In terms of experience, doing is and explaining are great ways to learn.
  • How do learn to program? You program.
  • How do you get better at blogging? You blog.
  • How do you show you're an active participate in your technical community for either peers or that HR professional or recruiter? You become an active participate in your technical community.
*There's a chicken-and-egg flaw in the logic. But based on role models in the .NET world, there's definitely a correlation between blogging and uber status. See my favorites:
  • Joel on Software (software engineering to software company to Stack Exchange co-founder and more) 
  • Rands in Repose (humorous observations to author)
  • ScottBerkun (from software to projects to public speaking) 
  • Alan Weiss (Million Dollar Consulting and Consulting Bible author, advocating consultants need to shift from being "hands" to being "minds") 
Don't confuse the technology with the message. Blogging is just one way to contribute online. When I say "you should blog" it means you are valuable and others could use your expertise or your viewpoint. Five clicks and a blog title, and you're an instant online resource, what you do from there is up to you. Here's what I've done.

Experience
Some stats:
  • I've blogged for 3 years
  • I've blogged about SDL Tridion for a year
  • Traffic is up from 250 to 2400 pageviews a month in that year (my audience clapped at this point, aww thanks)
  • AdSense income has remained inconsistent, never more than $3 (US) any given month.
    I thought I've only made $4, but it's really $8.
Tip: don't blog about Tridion to make money. To gain international renown, win a nice shiny award, and get uber job offers, yes Tridion's the perfect topic. Ad revenue from a Web-savvy audience with strong Ad-blindness, ummm... no. Lo siento.

Btw, I think I'm only $90 away from getting my first check, since Google doesn't pay out until you've made a certain amount. After that first check I wonder if I can say I "worked" for Google?

Passion
Don't blog what others are doing, blog on what you want to blog. I've finally met nearly all of my SDL Tridion (SDL WCMS) peers between  my visit to Amsterdam and the annual kick-off event.
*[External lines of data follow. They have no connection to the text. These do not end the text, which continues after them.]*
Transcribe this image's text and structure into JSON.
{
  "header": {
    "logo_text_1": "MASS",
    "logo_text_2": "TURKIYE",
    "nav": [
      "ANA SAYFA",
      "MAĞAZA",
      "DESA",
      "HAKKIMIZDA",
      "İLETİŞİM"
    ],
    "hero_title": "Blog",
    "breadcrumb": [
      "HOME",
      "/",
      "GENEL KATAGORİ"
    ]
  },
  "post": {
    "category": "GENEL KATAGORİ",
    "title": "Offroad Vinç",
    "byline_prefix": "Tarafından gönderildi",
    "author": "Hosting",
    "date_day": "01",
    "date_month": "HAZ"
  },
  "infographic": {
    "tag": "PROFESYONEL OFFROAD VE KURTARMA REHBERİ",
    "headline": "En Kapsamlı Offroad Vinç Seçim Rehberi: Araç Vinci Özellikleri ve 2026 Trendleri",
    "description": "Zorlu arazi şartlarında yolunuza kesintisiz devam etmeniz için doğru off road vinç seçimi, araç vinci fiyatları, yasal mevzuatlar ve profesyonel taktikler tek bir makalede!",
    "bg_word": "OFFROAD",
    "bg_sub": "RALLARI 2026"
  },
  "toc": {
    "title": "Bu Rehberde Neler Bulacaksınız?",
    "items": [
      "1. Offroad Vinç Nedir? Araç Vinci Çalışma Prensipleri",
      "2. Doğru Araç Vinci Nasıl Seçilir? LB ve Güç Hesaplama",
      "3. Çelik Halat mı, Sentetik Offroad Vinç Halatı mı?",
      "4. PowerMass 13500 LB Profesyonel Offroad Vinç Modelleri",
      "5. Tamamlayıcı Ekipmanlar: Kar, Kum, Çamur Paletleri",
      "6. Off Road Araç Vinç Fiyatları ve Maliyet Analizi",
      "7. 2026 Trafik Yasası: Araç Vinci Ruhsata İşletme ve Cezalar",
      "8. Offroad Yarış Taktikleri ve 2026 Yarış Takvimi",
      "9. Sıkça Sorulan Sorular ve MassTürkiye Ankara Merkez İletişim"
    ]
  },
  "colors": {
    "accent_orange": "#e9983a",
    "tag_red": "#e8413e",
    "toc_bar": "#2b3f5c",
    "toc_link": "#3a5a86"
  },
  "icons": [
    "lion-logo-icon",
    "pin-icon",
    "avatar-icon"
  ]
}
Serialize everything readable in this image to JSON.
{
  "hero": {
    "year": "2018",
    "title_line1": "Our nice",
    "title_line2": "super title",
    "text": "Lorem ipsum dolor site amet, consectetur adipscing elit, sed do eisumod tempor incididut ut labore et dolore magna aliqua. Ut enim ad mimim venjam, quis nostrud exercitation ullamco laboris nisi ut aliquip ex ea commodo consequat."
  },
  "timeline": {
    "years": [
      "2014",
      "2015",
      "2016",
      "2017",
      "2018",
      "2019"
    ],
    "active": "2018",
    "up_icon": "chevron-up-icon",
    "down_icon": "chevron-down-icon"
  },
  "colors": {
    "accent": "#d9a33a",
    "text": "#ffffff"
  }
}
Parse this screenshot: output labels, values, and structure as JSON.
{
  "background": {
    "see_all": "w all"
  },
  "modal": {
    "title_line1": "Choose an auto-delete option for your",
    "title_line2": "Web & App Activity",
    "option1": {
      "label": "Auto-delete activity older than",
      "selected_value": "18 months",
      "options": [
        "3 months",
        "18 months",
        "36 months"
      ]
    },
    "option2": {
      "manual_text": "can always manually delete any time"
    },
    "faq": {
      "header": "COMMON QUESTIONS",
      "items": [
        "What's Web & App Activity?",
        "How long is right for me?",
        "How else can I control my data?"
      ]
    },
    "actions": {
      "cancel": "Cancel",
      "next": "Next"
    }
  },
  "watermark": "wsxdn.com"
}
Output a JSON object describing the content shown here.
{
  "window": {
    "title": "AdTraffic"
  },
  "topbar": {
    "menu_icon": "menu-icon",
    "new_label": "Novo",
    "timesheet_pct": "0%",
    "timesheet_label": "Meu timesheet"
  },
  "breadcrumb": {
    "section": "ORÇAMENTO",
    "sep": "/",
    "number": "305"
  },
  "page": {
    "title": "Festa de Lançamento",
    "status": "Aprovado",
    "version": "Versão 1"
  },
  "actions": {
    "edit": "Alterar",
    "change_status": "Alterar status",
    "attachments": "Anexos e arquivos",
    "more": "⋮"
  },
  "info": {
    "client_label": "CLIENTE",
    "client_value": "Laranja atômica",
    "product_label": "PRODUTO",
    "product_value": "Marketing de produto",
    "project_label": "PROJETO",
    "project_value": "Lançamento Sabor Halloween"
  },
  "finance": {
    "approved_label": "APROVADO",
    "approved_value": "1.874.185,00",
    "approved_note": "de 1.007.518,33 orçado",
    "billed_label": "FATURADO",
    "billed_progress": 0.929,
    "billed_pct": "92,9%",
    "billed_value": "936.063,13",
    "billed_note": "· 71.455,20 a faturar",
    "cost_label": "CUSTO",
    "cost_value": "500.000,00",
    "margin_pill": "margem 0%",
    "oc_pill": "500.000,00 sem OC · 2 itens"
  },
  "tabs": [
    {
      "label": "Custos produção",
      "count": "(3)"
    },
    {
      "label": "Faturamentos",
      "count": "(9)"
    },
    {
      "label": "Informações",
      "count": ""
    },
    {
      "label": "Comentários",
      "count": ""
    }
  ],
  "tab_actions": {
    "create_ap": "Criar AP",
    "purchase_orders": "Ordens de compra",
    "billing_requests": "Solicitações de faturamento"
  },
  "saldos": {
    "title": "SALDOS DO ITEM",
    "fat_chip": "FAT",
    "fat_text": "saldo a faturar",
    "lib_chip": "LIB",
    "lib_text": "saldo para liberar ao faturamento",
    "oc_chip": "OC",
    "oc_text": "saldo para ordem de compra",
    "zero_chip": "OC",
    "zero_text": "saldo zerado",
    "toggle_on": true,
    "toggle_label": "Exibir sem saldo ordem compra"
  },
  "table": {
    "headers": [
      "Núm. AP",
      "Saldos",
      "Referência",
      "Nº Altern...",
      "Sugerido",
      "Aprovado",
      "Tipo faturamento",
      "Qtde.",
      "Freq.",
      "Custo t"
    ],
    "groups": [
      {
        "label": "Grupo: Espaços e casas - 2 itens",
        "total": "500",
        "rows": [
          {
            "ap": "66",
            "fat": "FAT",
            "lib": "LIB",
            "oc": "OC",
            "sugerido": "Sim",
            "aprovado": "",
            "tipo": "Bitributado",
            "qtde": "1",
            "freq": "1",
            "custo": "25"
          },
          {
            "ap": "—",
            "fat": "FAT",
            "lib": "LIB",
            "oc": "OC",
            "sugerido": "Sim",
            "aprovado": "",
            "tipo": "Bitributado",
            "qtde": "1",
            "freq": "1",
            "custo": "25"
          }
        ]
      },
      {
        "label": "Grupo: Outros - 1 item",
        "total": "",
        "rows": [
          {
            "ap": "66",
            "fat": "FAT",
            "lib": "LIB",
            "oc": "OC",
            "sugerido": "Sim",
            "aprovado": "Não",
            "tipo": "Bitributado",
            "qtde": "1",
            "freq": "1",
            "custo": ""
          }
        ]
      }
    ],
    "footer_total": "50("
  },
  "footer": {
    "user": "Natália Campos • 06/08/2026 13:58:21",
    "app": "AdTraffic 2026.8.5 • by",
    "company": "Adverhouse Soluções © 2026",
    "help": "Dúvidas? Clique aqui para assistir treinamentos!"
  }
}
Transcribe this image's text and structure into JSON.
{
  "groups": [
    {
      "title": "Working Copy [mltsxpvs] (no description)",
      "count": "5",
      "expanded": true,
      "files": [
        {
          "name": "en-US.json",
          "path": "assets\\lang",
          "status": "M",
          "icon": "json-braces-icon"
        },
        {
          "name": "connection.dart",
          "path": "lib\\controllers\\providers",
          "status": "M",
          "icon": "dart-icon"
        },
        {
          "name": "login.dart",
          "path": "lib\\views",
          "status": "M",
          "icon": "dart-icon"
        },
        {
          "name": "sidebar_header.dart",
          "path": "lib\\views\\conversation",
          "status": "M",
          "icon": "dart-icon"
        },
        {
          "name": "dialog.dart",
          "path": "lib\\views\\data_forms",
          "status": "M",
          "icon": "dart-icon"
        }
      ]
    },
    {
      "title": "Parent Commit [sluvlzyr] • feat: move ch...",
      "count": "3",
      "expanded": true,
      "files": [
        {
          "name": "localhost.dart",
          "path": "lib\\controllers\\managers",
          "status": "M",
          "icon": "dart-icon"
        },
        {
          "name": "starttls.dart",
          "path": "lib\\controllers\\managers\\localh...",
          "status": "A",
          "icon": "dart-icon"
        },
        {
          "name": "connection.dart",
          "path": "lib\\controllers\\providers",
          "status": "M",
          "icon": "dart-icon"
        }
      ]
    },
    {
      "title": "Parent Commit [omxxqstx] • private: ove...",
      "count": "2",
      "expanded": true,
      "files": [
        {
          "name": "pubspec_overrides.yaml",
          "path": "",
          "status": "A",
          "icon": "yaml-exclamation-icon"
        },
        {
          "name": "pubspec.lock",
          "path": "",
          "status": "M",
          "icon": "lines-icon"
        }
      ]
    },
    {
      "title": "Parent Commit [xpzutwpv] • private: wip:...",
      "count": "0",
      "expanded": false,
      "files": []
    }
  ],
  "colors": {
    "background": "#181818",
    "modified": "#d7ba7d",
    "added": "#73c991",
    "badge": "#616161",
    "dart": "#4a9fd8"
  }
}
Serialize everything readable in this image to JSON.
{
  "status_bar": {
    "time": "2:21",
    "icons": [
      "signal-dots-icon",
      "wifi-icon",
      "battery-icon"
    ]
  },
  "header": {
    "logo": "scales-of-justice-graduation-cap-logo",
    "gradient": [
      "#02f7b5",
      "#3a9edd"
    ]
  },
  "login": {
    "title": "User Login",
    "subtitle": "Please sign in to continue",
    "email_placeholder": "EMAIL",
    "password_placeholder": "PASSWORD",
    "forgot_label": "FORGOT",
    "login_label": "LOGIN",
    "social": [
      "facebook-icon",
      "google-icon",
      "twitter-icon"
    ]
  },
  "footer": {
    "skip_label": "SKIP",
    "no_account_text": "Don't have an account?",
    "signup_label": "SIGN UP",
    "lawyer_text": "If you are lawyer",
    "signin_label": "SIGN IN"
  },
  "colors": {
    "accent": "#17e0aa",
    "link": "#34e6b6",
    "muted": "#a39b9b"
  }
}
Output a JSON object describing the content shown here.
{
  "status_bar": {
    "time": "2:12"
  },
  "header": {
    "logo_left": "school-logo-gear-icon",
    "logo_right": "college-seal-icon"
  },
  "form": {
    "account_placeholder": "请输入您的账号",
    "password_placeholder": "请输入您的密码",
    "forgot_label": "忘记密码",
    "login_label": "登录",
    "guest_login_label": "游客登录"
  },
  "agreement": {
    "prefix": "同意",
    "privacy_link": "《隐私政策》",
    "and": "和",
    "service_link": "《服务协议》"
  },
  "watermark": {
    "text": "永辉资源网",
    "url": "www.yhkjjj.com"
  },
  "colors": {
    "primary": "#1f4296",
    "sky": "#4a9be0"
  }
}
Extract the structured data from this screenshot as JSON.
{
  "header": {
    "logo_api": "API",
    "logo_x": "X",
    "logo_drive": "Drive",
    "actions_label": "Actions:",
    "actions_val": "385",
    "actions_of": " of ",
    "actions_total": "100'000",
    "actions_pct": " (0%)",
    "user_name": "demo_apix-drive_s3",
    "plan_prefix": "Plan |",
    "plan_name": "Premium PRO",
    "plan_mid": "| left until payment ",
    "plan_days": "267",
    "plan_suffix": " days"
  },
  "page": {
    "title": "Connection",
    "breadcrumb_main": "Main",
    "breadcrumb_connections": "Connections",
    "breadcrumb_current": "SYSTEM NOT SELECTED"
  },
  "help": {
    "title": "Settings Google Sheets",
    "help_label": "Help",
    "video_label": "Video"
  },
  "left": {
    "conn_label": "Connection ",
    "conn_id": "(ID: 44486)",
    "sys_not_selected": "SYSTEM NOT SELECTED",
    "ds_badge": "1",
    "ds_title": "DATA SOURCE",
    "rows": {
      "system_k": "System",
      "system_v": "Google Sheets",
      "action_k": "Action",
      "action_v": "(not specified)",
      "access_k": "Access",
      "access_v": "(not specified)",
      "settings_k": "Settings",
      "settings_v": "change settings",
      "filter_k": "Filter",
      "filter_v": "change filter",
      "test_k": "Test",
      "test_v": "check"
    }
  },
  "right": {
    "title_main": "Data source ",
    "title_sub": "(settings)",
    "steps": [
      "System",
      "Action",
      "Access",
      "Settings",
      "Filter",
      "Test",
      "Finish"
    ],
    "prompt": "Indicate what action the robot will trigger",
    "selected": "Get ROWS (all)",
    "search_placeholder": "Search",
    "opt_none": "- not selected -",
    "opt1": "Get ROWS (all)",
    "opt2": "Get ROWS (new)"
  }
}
They are so fascinating, it warranted a separate post on how interesting the SDL WCMS group is.

Don't worry about making your message "good enough." Though the marginal cost on software or licenses is nearly nothing, your time is limited (slightly more so if you work with Tridion (the software)). However, your ideas, answers, and useful questions can help others and scale to a larger audience regardless of your role or expertise. This site currently gets two thousand visits monthly from people and spiders (indexers like Google bot). If just one of those readers also shares, I've done a small part to increase community content. If any one of you ask or answer even basic questions, the spiders will take care of the rest to make it available to the "community."

Creating a technical community involves finding the right people with the right skills and the right passion to do the right things. See the seven wins if you're not sure why you'd want a technical community.

You just have to do two things:
  1. Give yourself permission to be authentic, genuine, and online
  2. Publish
Watch the video or read my old post on blogging if you're not sure where to start.